The subject of the panel is “When Applications Can Roam Freely”, for a technical guy pretty poetic don’t you think? One of the key issues we try to achieve is to have a single standard for application development. Most standardization efforts are about how different computers can communicate; both on protocol and hardware level. The OSGi Alliance took another route and standardized the execution environment. Our vision is that many devices, large and small, can run the same components, despite differences in hardware, capacity and performance. If we succeed, it will enable a huge market of networked services and the derived need for hardware. This can become similar to how the standardized PC drove a trillion dollar market. The OSGi technology is already being delivered in products and services shipping from numerous Fortune Global 100 companies.

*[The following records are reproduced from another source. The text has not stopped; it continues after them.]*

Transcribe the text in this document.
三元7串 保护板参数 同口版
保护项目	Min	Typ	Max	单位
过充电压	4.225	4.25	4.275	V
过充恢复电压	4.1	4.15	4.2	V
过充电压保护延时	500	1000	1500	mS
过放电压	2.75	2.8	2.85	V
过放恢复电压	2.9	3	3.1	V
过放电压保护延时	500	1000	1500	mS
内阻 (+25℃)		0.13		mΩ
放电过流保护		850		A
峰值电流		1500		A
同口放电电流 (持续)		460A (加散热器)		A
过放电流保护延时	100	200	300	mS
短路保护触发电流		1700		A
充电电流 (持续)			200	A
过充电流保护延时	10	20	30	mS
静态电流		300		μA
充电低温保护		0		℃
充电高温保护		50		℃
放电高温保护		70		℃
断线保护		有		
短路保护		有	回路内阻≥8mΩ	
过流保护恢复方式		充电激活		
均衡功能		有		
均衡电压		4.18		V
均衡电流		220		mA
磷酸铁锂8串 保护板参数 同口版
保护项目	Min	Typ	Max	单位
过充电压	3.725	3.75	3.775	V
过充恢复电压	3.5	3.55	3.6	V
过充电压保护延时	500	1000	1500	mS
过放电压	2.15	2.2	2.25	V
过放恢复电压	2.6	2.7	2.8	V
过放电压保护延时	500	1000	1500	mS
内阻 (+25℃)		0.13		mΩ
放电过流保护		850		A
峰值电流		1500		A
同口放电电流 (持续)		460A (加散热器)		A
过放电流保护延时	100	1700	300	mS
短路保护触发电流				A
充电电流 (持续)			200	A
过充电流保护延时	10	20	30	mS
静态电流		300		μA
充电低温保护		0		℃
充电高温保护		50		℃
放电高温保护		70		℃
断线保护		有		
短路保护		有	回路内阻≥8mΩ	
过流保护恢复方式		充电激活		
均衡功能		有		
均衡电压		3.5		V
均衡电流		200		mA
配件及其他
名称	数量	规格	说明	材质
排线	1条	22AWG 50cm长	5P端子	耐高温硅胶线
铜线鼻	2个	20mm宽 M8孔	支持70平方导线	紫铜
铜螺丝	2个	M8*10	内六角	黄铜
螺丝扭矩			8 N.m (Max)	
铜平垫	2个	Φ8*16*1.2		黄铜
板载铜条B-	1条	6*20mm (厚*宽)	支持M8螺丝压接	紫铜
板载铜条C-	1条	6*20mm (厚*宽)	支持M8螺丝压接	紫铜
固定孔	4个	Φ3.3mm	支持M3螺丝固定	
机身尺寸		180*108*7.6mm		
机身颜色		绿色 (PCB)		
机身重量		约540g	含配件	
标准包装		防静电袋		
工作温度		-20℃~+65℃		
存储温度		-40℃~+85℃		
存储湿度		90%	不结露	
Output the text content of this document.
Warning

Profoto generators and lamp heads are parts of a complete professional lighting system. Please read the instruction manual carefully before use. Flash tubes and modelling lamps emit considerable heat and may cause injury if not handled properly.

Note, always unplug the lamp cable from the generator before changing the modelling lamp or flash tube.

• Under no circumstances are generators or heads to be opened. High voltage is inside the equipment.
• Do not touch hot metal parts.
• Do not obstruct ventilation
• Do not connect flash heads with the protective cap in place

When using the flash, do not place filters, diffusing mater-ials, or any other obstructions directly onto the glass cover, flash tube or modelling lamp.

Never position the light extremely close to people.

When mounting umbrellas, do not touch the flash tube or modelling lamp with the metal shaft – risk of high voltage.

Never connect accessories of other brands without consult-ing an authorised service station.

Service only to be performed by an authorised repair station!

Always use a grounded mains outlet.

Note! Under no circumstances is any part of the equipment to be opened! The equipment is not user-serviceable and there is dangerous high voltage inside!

To achieve this vision, we face a tremendous task. A software standard that allows applications to roam freely has a certain overhead. In a world with cut-throat competition, any overhead is deemed as unacceptable. However, there are a number of trends in the market that will make more and more companies accept the overhead because in the end the gain will be more than the pain. It finally looks like, for example, that flash memory and CPUs are getting to price levels that are so low that the cost for Java is paid with the simpler development and more robust results.
And robust results we need. It is frightening how many devices break down or do not work exactly as they should. My wireless base station looses connection about five times a day. This week I bought a TV transmitter, but the Infrared transmitter did not work, well mostly. And I can go on of the user-unfriendliness of most devices. This sad state of affairs is caused by too much brittle, ill designed, software. A unified execution environment will create a component market where quality can thrive. Currently the market for embedded software is so fragmented that many little kingdoms can survive, despite the quality.
The last, but not least, force that is moving the market in our direction is the interconnectedness. More and more devices are getting a wireless or wired connection. This connectedness enables remote management and it creates many software opportunities. The connectedness of devices was what drove the original OSGi specifications in the first place.
If you are interested in discussing these options, take a chance and come to the CCNC in Las Vegas. The panel is manned by the heavy weights of the OSGi: Jon Bostrom the Java Architect from Nokia, Vince Izzo, Business Development, Motorola (connected home), Dave Marples, Ph.D., Chief Architect, EU Global System for Telematics, Telcordia Technologies (automotive), Paolo Pastorino, CTO, Home Gateway Initiative, and me.

If this illustrious company cannot shed led on the future of roaming applications, who can?